Triplicate PCR wells were averaged and input wells were also scaled to 100% (10% of total input chromatin had been set aside from each sample prior to ChIP): input Ct value −3.322. Percent input for each ChIP sample was calculated as % input = 100 * 2^([scaled input]-[sample]). Log2 fold change was plotted in figure by 2ˆ(% input-ChIP sample / % input IgG).

Luciferase reporter assay analysis

The average ratios of the firefly to NanoLuc luciferase replicate values for each condition were compared to the average ratio for the minimal promoter reporter to determine relative luciferase activity. Statistical analyses were performed using Graphpad Prism 8. A p value < 0.05 was considered statistically significant. For all graphs, mean values ± standard deviation (SD) are shown.

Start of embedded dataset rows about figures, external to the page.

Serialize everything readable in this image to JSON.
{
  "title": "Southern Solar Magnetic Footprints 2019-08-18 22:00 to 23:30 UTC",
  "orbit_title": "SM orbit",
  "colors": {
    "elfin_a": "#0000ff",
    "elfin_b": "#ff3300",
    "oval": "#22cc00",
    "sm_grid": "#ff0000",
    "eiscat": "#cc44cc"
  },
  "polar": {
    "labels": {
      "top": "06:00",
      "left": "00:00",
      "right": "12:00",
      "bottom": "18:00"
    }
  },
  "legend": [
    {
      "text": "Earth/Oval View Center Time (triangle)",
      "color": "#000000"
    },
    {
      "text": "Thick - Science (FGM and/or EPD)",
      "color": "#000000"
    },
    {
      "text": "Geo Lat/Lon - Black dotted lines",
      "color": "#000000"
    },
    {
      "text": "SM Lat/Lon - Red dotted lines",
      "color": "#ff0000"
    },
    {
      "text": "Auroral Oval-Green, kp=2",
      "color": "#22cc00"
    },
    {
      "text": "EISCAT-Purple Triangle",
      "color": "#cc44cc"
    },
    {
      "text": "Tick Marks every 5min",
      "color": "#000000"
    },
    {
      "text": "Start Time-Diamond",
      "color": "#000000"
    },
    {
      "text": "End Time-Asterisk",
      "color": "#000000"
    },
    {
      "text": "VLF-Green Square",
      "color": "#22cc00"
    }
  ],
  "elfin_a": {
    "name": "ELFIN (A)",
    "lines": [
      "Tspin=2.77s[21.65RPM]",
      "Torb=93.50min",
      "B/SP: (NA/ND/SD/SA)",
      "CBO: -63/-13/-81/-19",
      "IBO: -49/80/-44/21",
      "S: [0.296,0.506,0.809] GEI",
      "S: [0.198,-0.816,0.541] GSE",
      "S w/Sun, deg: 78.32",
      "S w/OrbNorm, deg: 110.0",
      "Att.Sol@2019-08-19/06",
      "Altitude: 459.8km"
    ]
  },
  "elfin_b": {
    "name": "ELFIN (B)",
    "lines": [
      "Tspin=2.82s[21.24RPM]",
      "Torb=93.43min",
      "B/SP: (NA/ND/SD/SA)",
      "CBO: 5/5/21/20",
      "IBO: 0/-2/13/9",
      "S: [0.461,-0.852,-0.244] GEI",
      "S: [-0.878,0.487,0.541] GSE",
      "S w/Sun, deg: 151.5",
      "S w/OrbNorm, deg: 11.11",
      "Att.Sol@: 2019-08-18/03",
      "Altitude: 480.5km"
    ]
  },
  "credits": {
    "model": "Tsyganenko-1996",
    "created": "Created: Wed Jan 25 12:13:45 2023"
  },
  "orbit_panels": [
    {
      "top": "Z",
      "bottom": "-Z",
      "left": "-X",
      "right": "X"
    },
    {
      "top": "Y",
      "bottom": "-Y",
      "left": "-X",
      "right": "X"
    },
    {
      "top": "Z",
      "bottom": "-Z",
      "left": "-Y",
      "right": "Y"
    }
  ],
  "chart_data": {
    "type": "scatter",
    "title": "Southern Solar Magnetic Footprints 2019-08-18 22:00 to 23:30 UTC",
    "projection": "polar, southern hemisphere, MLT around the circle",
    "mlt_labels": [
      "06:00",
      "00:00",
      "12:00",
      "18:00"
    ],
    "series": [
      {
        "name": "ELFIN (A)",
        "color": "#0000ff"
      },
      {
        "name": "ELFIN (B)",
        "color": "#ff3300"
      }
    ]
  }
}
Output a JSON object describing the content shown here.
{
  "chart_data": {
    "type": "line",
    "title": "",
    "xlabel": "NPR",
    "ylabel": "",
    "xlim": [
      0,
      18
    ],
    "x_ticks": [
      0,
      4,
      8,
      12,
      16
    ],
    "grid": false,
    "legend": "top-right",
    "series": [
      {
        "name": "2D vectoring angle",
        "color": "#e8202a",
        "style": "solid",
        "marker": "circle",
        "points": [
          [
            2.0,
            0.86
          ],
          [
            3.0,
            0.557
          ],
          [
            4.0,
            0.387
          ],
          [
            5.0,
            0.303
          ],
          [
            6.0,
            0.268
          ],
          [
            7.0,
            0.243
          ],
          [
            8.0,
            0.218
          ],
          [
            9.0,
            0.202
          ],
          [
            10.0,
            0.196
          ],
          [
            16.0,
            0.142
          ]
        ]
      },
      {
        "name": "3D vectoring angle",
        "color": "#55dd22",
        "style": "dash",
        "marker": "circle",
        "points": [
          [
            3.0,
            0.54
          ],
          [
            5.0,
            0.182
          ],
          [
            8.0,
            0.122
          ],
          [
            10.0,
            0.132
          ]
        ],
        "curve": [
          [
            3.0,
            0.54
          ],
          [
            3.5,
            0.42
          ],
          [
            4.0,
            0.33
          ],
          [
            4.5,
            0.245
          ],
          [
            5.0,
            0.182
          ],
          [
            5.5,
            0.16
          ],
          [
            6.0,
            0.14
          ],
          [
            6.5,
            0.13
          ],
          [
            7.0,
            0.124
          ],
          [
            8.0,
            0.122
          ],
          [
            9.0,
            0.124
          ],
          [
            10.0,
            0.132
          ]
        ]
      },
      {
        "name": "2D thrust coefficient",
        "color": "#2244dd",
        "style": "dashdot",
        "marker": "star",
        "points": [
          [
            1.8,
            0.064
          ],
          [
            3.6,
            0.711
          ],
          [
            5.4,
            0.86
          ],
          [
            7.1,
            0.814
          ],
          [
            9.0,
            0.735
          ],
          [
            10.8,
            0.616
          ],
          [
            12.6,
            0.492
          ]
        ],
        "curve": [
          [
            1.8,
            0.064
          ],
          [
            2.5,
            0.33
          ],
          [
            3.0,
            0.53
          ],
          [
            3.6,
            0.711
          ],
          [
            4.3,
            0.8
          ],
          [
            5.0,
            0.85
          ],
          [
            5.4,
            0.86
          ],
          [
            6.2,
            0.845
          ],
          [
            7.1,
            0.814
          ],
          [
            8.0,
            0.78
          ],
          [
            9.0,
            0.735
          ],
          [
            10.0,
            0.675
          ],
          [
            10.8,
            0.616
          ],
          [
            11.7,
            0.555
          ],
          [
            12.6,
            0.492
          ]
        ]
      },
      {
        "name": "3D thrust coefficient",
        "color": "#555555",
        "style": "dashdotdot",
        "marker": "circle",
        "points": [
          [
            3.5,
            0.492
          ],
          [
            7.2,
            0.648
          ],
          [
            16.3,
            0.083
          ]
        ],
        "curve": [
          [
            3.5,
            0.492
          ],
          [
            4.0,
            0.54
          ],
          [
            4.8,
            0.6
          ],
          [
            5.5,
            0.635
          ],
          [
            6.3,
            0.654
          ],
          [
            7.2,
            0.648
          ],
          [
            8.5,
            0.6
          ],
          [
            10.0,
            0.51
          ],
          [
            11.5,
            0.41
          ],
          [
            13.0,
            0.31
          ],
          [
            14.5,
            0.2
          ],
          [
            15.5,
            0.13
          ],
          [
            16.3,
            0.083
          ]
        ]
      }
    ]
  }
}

Interaction proteomics data analysis

Mass spectrometry raw files were processed with MaxQuant version 1.3.0.5 or 1.4.0.654 using the built-in Andromeda engine to search against human proteome (UniprotKB, release 2012_06) containing forward and reverse sequences. In MaxQuant, the label-free quantitation (LFQ) algorithm and Match Between Runs option were used. Only proteins identified on the basis of at least two peptides and a minimum of three quantitation events in at least one experimental group were considered. LFQ protein intensity values were log-transformed, and missing values were filled by imputation. Specific enrichment was determined by multiple equal variance t tests with permutation-based false-discovery rate (FDR) statistics, performing 250 permutations. FDR thresholds and S0 parameters were empirically set to separate background from specifically enriched proteins. Data was analyzed using Perseus version 1.5.2.11. Results were plotted using R (www.R-project.org). Sequence logo was generated using WebLogo56.

Statistical analysis

Unless otherwise indicated, all data are representative of the mean and standard deviation of at least two replicates. Statistical analyses were performed using Graphpad Prism 8. A p value < 0.05 was considered statistically significant and are indicated in the figures.